## Text Classification with Huggingface BERT models

This notebook demonstrates finetuning a Huggingface BERT model on the task of text classification using the Tensorflow framework. It also provides examples on running predictions using the huggingface `pipeline` api and a custom prediction method.

In [18]:
# !pip install -q transformers

In [19]:
import pandas as pd
from tqdm.notebook import tqdm
from transformers import BertTokenizerFast,TFBertForSequenceClassification
import numpy as np
import tensorflow as tf 
from tqdm.notebook import tqdm 

## Data 

We create sample data to illustrate training.

In [20]:
# example data political text has label 1, non-political text has label 0
data = [{'text': 'The president provided his stance on the wind mill policy today', 'label': 1},
{'text': 'The sun is shining bright and the day looks nice', 'label': 0},
{'text': 'The senators gathers to deliberate on climate change laws', 'label': 1},
{'text': 'Oh to be young and feel loves keen sting - Albus Dumbledore', 'label': 0}, 
]
data = data * 100
data = pd.DataFrame(data) 

## Initialize Model and Tokenizer

Download a pretrained model and tokenizer.

In [None]:
model_output_path = "models/text_classification"
model_path = "bert-base-uncased"


tokenizer = BertTokenizerFast.from_pretrained(model_path)
model = TFBertForSequenceClassification.from_pretrained(model_path)

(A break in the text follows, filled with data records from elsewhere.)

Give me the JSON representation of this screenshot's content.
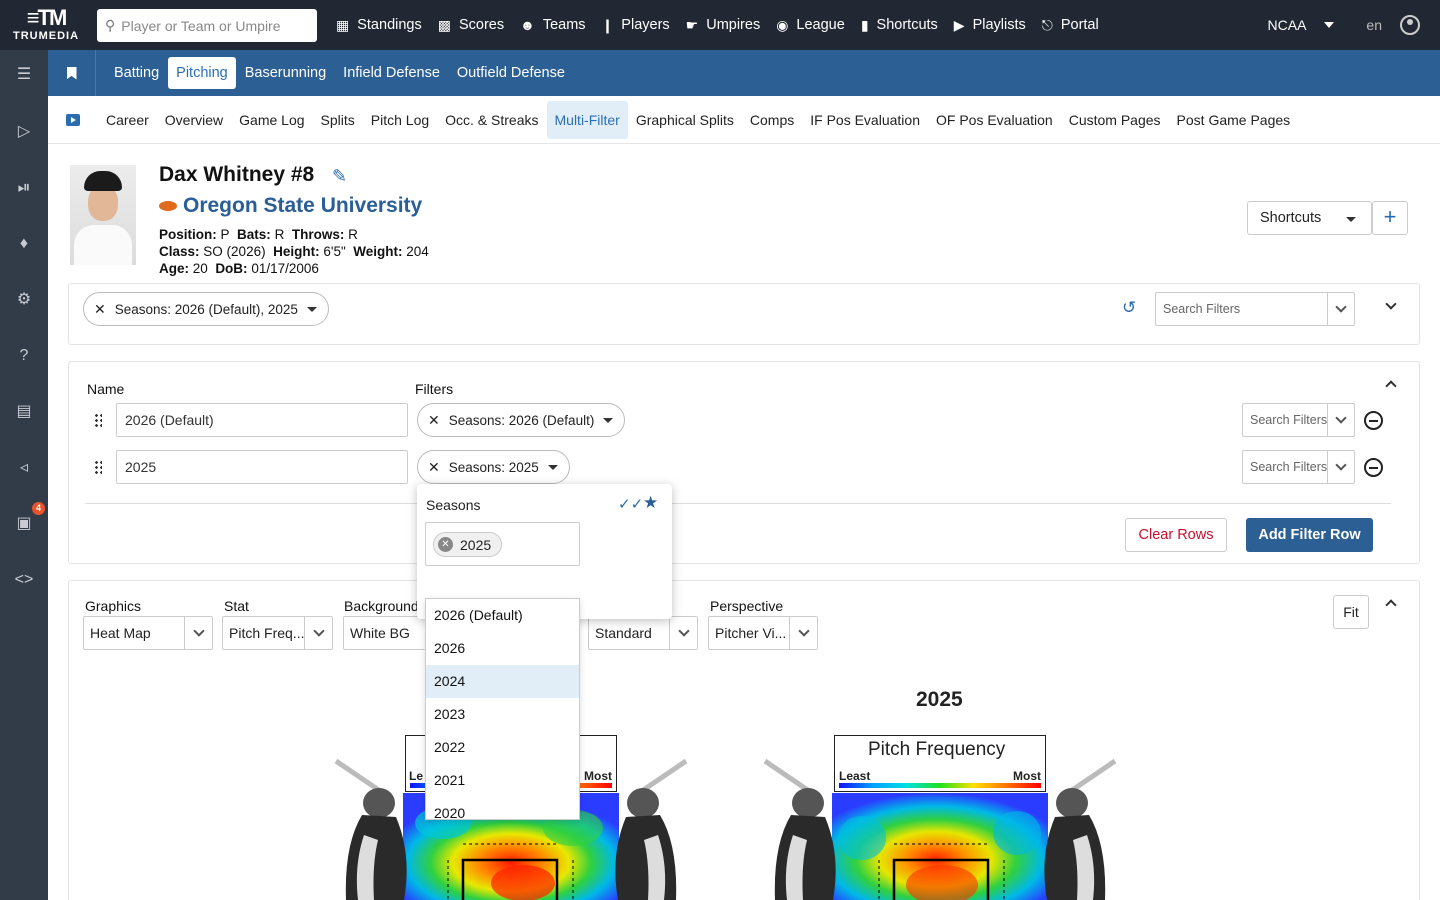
{
  "brand": {
    "name": "TRUMEDIA"
  },
  "search": {
    "placeholder": "Player or Team or Umpire"
  },
  "nav": [
    {
      "label": "Standings",
      "icon": "table-icon"
    },
    {
      "label": "Scores",
      "icon": "grid-icon"
    },
    {
      "label": "Teams",
      "icon": "users-icon"
    },
    {
      "label": "Players",
      "icon": "person-icon"
    },
    {
      "label": "Umpires",
      "icon": "thumb-icon"
    },
    {
      "label": "League",
      "icon": "baseballs-icon"
    },
    {
      "label": "Shortcuts",
      "icon": "bookmark-icon"
    },
    {
      "label": "Playlists",
      "icon": "playlist-icon"
    },
    {
      "label": "Portal",
      "icon": "portal-icon"
    }
  ],
  "top_right": {
    "league": "NCAA",
    "lang": "en"
  },
  "sidebar": {
    "notification_count": "4"
  },
  "category_tabs": [
    "Batting",
    "Pitching",
    "Baserunning",
    "Infield Defense",
    "Outfield Defense"
  ],
  "active_category": "Pitching",
  "sub_tabs": [
    "Career",
    "Overview",
    "Game Log",
    "Splits",
    "Pitch Log",
    "Occ. & Streaks",
    "Multi-Filter",
    "Graphical Splits",
    "Comps",
    "IF Pos Evaluation",
    "OF Pos Evaluation",
    "Custom Pages",
    "Post Game Pages"
  ],
  "active_sub_tab": "Multi-Filter",
  "player": {
    "name": "Dax Whitney  #8",
    "school": "Oregon State University",
    "position_label": "Position:",
    "position": "P",
    "bats_label": "Bats:",
    "bats": "R",
    "throws_label": "Throws:",
    "throws": "R",
    "class_label": "Class:",
    "class": "SO (2026)",
    "height_label": "Height:",
    "height": "6'5\"",
    "weight_label": "Weight:",
    "weight": "204",
    "age_label": "Age:",
    "age": "20",
    "dob_label": "DoB:",
    "dob": "01/17/2006"
  },
  "header_actions": {
    "shortcuts": "Shortcuts",
    "plus": "+"
  },
  "global_filter": {
    "chip": "Seasons: 2026 (Default), 2025",
    "search_placeholder": "Search Filters"
  },
  "multi_filter": {
    "name_header": "Name",
    "filters_header": "Filters",
    "rows": [
      {
        "name": "2026 (Default)",
        "chip": "Seasons: 2026 (Default)",
        "search_placeholder": "Search Filters"
      },
      {
        "name": "2025",
        "chip": "Seasons: 2025",
        "search_placeholder": "Search Filters"
      }
    ],
    "clear_rows": "Clear Rows",
    "add_filter_row": "Add Filter Row"
  },
  "graphics": {
    "graphics_label": "Graphics",
    "graphics_value": "Heat Map",
    "stat_label": "Stat",
    "stat_value": "Pitch Freq...",
    "background_label": "Background",
    "background_value": "White BG",
    "scale_value": "Standard",
    "perspective_label": "Perspective",
    "perspective_value": "Pitcher Vi...",
    "fit": "Fit"
  },
  "charts": [
    {
      "title": "",
      "legend_title": "",
      "least": "Le",
      "most": "Most"
    },
    {
      "title": "2025",
      "legend_title": "Pitch Frequency",
      "least": "Least",
      "most": "Most"
    }
  ],
  "colors": {
    "heat_low": "#1010ff",
    "heat_mid": "#20e020",
    "heat_high": "#ff0000"
  },
  "seasons_popover": {
    "title": "Seasons",
    "selected_tag": "2025",
    "options": [
      "2026 (Default)",
      "2026",
      "2024",
      "2023",
      "2022",
      "2021",
      "2020"
    ],
    "highlighted": "2024"
  }
}
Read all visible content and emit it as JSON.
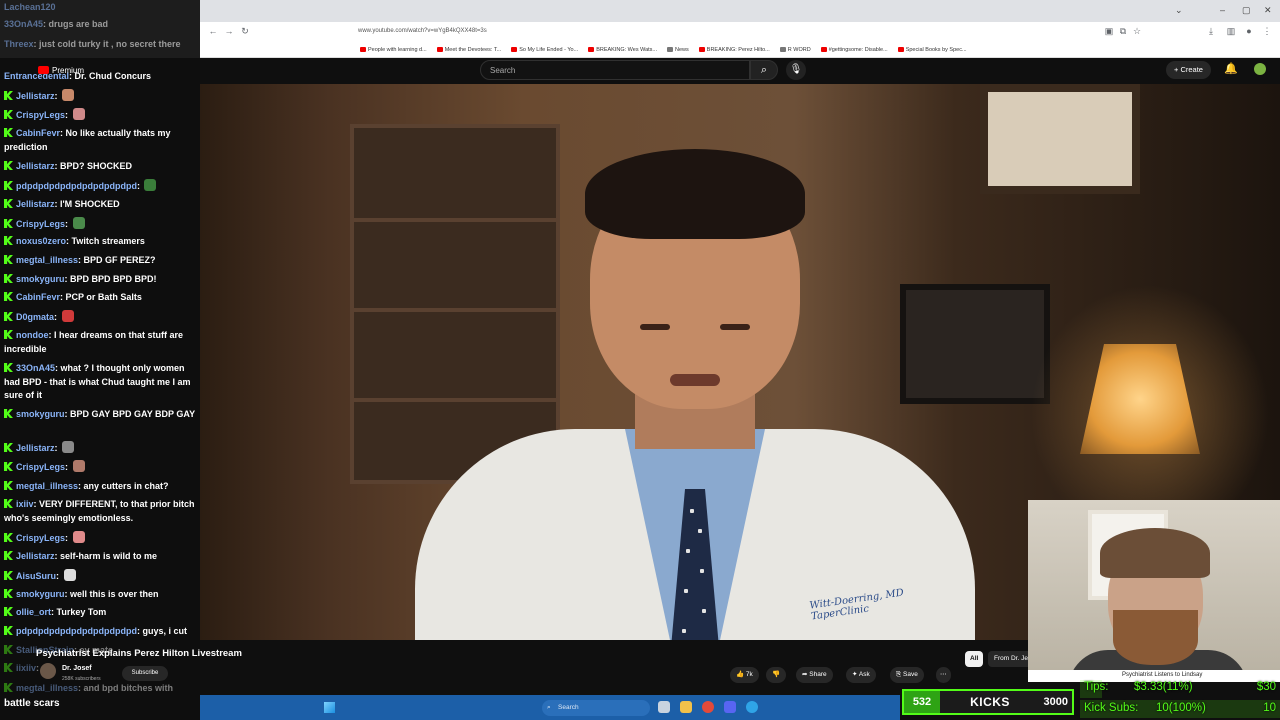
{
  "browser": {
    "url": "www.youtube.com/watch?v=wYgB4kQXX48t=3s",
    "bookmarks": [
      "People with learning d...",
      "Meet the Devotees: T...",
      "So My Life Ended - Yo...",
      "BREAKING: Wes Wats...",
      "News",
      "BREAKING: Perez Hilto...",
      "R WORD",
      "#gettingsome: Disable...",
      "Special Books by Spec..."
    ]
  },
  "masthead": {
    "search_placeholder": "Search",
    "create_label": "Create"
  },
  "chat": {
    "top_faded": [
      {
        "user": "Lachean120",
        "text": ""
      },
      {
        "user": "33OnA45",
        "text": "drugs are bad"
      },
      {
        "user": "Threex",
        "text": "just cold turky it , no secret there"
      },
      {
        "user": "Entrancedental",
        "text": "Dr. Chud Concurs"
      }
    ],
    "premium_label": "Premium",
    "messages": [
      {
        "user": "Jellistarz",
        "text": "",
        "emote": "#c8896a"
      },
      {
        "user": "CrispyLegs",
        "text": "",
        "emote": "#d08a8a"
      },
      {
        "user": "CabinFevr",
        "text": "No like actually thats my prediction"
      },
      {
        "user": "Jellistarz",
        "text": "BPD? SHOCKED"
      },
      {
        "user": "pdpdpdpdpdpdpdpdpdpdpd",
        "text": "",
        "emote": "#3a7d3a"
      },
      {
        "user": "Jellistarz",
        "text": "I'M SHOCKED"
      },
      {
        "user": "CrispyLegs",
        "text": "",
        "emote": "#4a8a4a"
      },
      {
        "user": "noxus0zero",
        "text": "Twitch streamers"
      },
      {
        "user": "megtal_illness",
        "text": "BPD GF PEREZ?"
      },
      {
        "user": "smokyguru",
        "text": "BPD BPD BPD BPD!"
      },
      {
        "user": "CabinFevr",
        "text": "PCP or Bath Salts"
      },
      {
        "user": "D0gmata",
        "text": "",
        "emote": "#d03a3a"
      },
      {
        "user": "nondoe",
        "text": "I hear dreams on that stuff are incredible"
      },
      {
        "user": "33OnA45",
        "text": "what ? I thought only women had BPD - that is what Chud taught me I am sure of it"
      },
      {
        "user": "smokyguru",
        "text": "BPD GAY BPD GAY BDP GAY"
      },
      {
        "user": "Jellistarz",
        "text": "",
        "emote": "#8a8a8a"
      },
      {
        "user": "CrispyLegs",
        "text": "",
        "emote": "#b07a6a"
      },
      {
        "user": "megtal_illness",
        "text": "any cutters in chat?"
      },
      {
        "user": "ixiiv",
        "text": "VERY DIFFERENT, to that prior bitch who's seemingly emotionless."
      },
      {
        "user": "CrispyLegs",
        "text": "",
        "emote": "#e08a8a"
      },
      {
        "user": "Jellistarz",
        "text": "self-harm is wild to me"
      },
      {
        "user": "AisuSuru",
        "text": "",
        "emote": "#dddddd"
      },
      {
        "user": "smokyguru",
        "text": "well this is over then"
      },
      {
        "user": "ollie_ort",
        "text": "Turkey Tom"
      },
      {
        "user": "pdpdpdpdpdpdpdpdpdpdpd",
        "text": "guys, i cut"
      },
      {
        "user": "StallionStrain",
        "text": "ey mate"
      },
      {
        "user": "iixiiv",
        "text": ""
      },
      {
        "user": "megtal_illness",
        "text": "and bpd bitches with"
      }
    ],
    "last_line": "battle scars"
  },
  "video": {
    "title": "Psychiatrist Explains Perez Hilton Livestream",
    "coat_embroidery": "Witt-Doerring, MD\nTaperClinic",
    "channel_name": "Dr. Josef",
    "channel_subs": "258K subscribers",
    "subscribe_label": "Subscribe",
    "like_count": "7k",
    "share_label": "Share",
    "ask_label": "Ask",
    "save_label": "Save",
    "chip_all": "All",
    "chip_from": "From Dr. Je"
  },
  "webcam_tab_text": "Psychiatrist Listens to Lindsay",
  "kicks": {
    "current": "532",
    "label": "KICKS",
    "goal": "3000"
  },
  "tips": {
    "tips_label": "Tips:",
    "tips_value": "$3.33(11%)",
    "tips_goal": "$30",
    "tips_fraction": 0.11,
    "subs_label": "Kick Subs:",
    "subs_value": "10(100%)",
    "subs_goal": "10",
    "subs_fraction": 1.0
  },
  "taskbar": {
    "search_label": "Search"
  },
  "colors": {
    "kick_green": "#53fc18",
    "yt_bg": "#0f0f0f",
    "taskbar": "#1c5fa8"
  }
}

lr_schedule = tf.keras.optimizers.schedules.ExponentialDecay(
    initial_learning_rate=5e-5,
    decay_steps=10000,
    decay_rate=0.9)
optimizer = tf.keras.optimizers.Adam(learning_rate=lr_schedule)
model.compile(optimizer=optimizer, 
              loss=tf.keras.losses.SparseCategoricalCrossentropy(from_logits=True),
              metrics=tf.metrics.SparseCategoricalAccuracy()
              ) # can also use any keras loss fn

In [None]:
# Convert the text in the dataframe to a `tf.data` pipeline.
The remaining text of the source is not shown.